A Sensor wire was then passed through the stent into the
right kidney. I then assembled a short rigid ureteroscope and
advanced it through the right ureteral orifice.
I then performed a
retrograde study through the scope
revealing a filling defect at the
area of the UVJ and concentric filling defects approximately 3 cm
proximal to the UVJ. I then inserted the ureteroscope through the
right ureteral orifice and inspected the ureter carefully.
The
patient had inflammation at the area of the UVJ proximal to it and
some inflammatory protrusions about an inch from the UVJ. Proximal
to that, I inserted the scope and the mucosa appeared smooth without
any defect. I was able to pass the ureteroscope easily to the mid
ureter above the pelvic inlet. Retrograde revealed some
hydronephrosis without filling defect in the mid and proximal
ureter, and no obvious filling defects in the collecting system.

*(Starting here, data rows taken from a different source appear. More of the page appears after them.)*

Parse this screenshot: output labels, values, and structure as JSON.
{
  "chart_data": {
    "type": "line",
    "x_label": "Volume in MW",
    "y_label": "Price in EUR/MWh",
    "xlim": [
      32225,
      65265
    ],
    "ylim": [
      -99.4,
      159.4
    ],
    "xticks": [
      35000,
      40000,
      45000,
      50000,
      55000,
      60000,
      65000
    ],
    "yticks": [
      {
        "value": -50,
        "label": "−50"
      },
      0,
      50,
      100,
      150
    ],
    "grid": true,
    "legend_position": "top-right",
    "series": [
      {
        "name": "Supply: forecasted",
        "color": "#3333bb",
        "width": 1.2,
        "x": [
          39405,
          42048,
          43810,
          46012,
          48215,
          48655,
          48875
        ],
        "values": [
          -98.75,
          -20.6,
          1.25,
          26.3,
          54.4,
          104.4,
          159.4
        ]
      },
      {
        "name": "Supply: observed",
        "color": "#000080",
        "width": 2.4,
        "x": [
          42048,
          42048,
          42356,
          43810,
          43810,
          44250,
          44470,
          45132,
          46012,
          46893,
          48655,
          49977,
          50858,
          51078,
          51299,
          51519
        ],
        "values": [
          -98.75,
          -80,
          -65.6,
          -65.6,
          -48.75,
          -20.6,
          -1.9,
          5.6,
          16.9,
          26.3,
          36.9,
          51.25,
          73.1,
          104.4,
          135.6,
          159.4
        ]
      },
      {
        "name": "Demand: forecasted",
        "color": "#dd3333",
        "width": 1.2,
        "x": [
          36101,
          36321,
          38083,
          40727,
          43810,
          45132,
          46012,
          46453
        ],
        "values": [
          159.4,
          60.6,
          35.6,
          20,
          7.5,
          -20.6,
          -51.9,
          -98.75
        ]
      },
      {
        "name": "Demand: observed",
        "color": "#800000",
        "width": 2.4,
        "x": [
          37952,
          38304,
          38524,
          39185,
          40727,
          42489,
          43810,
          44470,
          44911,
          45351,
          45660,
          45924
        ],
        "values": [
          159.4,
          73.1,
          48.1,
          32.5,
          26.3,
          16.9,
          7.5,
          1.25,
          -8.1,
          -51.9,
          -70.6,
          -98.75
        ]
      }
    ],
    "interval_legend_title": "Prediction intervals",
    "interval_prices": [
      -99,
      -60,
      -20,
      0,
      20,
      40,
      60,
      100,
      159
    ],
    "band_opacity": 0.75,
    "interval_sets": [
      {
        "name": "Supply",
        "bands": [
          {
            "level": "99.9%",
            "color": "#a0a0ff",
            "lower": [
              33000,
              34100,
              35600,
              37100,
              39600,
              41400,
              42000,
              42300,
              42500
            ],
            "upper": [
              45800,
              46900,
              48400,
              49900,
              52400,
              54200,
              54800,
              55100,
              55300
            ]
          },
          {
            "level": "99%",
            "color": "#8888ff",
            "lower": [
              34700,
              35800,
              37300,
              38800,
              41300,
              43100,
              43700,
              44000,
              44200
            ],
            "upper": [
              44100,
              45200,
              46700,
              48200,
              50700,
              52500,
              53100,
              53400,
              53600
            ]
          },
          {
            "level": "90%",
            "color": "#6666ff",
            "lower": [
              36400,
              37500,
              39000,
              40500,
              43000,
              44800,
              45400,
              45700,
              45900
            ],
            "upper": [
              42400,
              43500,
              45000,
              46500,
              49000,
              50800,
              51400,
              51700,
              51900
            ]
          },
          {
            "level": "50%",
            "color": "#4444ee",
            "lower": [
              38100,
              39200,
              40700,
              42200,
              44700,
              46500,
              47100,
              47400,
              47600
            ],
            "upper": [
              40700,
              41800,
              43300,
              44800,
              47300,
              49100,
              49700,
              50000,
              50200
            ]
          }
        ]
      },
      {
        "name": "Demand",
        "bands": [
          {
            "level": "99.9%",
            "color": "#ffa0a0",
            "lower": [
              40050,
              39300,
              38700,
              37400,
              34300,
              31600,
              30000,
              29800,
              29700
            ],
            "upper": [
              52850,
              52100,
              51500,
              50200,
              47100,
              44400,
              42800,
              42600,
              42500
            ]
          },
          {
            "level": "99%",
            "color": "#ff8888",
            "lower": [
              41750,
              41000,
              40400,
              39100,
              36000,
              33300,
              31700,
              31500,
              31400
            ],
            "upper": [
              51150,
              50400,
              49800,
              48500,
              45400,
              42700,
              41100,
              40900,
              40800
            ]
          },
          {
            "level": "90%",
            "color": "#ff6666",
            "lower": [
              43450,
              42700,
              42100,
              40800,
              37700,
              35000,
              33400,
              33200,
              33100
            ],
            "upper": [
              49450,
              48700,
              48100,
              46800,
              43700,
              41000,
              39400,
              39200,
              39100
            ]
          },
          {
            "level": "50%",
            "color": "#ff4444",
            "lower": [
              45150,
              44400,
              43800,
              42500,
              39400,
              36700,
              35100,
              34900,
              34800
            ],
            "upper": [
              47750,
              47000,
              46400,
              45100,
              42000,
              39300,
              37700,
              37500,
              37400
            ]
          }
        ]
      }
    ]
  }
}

Next, a flexible biopsy cup was introduced through the ureteroscope
and 4 separate biopsies were performed from the UVJ inflammation
area as well as the concentric inflammation proximal to it.
The
specimens were small and were handed to pathology for quick
processing. Reinspection revealed no active bleeding. I removed
the ureteroscope and using fluoroscopic guidance and cystoscopy,
placed a 6 x 26 stent over the wire. The stent was noted to coil
nicely in the kidney and in the bladder.
Again inspection of the
bladder revealed no bleeding. A 20-French Foley catheter was
inserted and balloon inflated with 10 mL of sterile water. The
patient tolerated the procedure well.

I’ve come up with 52235 for the TURBT, 52354 for the ureteral biopsy, 52332 for stent change, and 74420-26 for the pyelogram. However, my encoder indicates that 52332 bundles into 52235 and 52235 itself bundles into 52354 (but 52332 does NOT bundle into 52354). Are any modifiers warranted here or should I just be billing 52354 & 74420-26? Any help would be appreciated. Thanks.